From the boot screen, it was immediately apparent that I was going to be treated to a visual and stylistic treat. The game is presented in an 8-bit, classic fashion that will make old school gamers reminiscent about the good old times. Every item has been painstakingly designed to fit with the style and it really shows. One of the biggest pluses from the game is to simply walk around and see the sights. From the pixelated cutscenes to the various sprites that one encounters, no corners were cut when it came to making the game world feel like it came straight from the cartridge years.
The player (conveniently named Player) is tasked with finding parts to travel back to the future à la Back To The Future. But the parodies don’t stop there; there are jokes and nudges in every corner of the game. Signs, store names, and dialogue are buried with a wealth of jokes pertaining to everything in pop culture from the ’80s and ’90s. Every time I play, I accidently stumble upon an amusing joke. It’s definitely a stark contrast to most games nowadays that are too serious to crack a joke or too focused on delivering an “adult” experience.
Stuck In The Past
The charming looks and witty texts seem fantastic in a demo, but like a relationship, things start going downhill once you get to know the person…err, game. What was once a charming 8-bit style becomes a chore to discern certain objects in the pixelated blob of colors. At first, the jokes got a few chuckles, but the game continues to cram joke after joke around every corner. Like a failed stand-up comedian that throws out a bunch of jokes to see what sticks, I feel overwhelmed by the mediocrity that when a genuinely funny joke comes up, I’m left rather burnt out.

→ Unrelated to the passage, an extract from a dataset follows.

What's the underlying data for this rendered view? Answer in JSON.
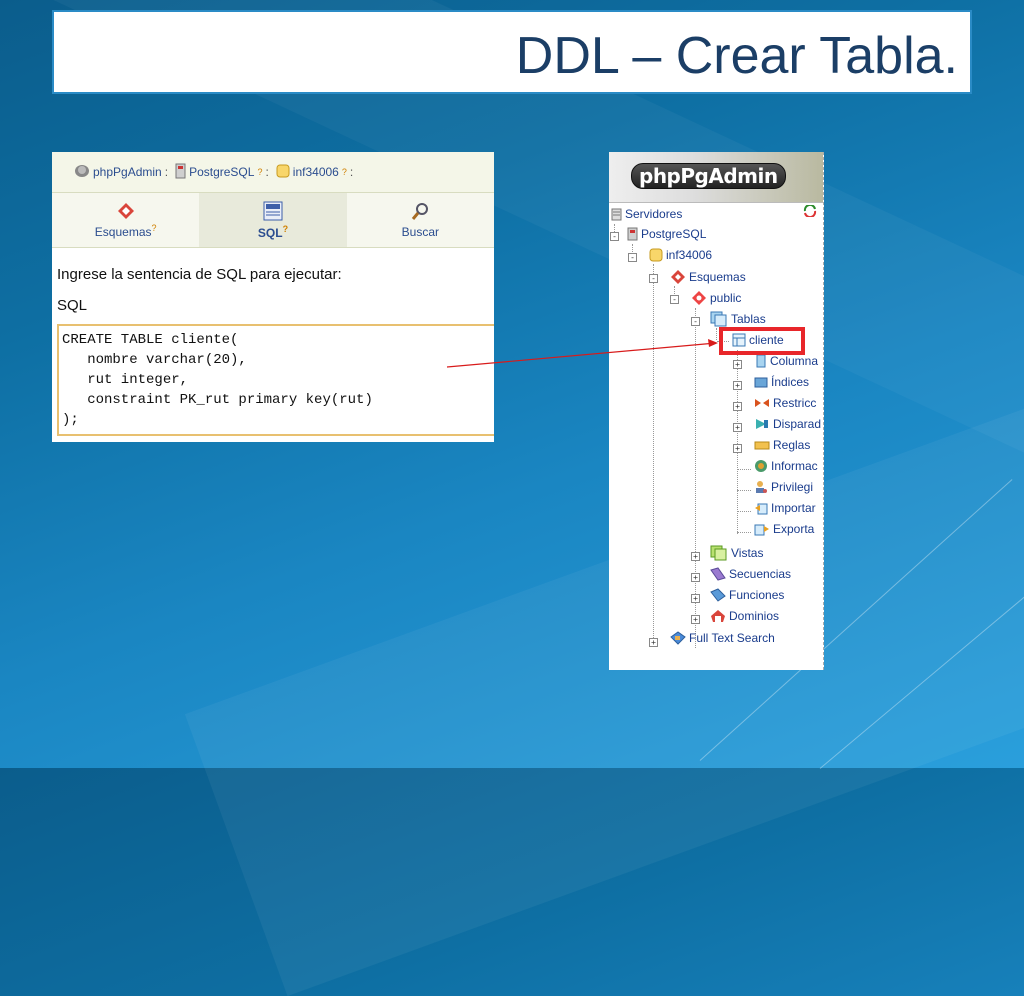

Speaking of the funnies, the game certainly prides itself on providing a lot of laughs, but it gets old fairly fast. It’s neat to see a Back to the Future reference, but it’s simply not entertaining anymore when random references keep getting mentioned. There’s no setup at all, and it all feels like a cheap way to say, “Look, we have Teenage Mutant Ninja Turtles in here! Now laugh!”. Perhaps I’m being too cynical, but you would too if you had to play a game that thinks it’s funnier than it is by churning out jokes every second.
Boring City Rampage
RCR does some bold things to stay with its retro style. It borrows heavily, not only from the cosmetic perspective, but also from the gameplay aspect of older games. Which is why it is disappointing to see RCR take a cue from newer games and pump out an open world for unlimited replayability. Alas, it’s about quality over quantity. The clever story is what sets the game above most, and it languished because I have to travel from one end of the city to the other. The simplistic game mechanics and lack of non-story elements make the open world aspect fun for about 10 minutes.
It’s heartbreaking to see such delicate care and dedication by one person to create a game with extremely solid ideas being ruined by some mechanics that just aren’t fun. Retro City Rampage is worth a look simply for its daring concepts and interesting development. However, don’t expect anything special once the initial novelty wears off.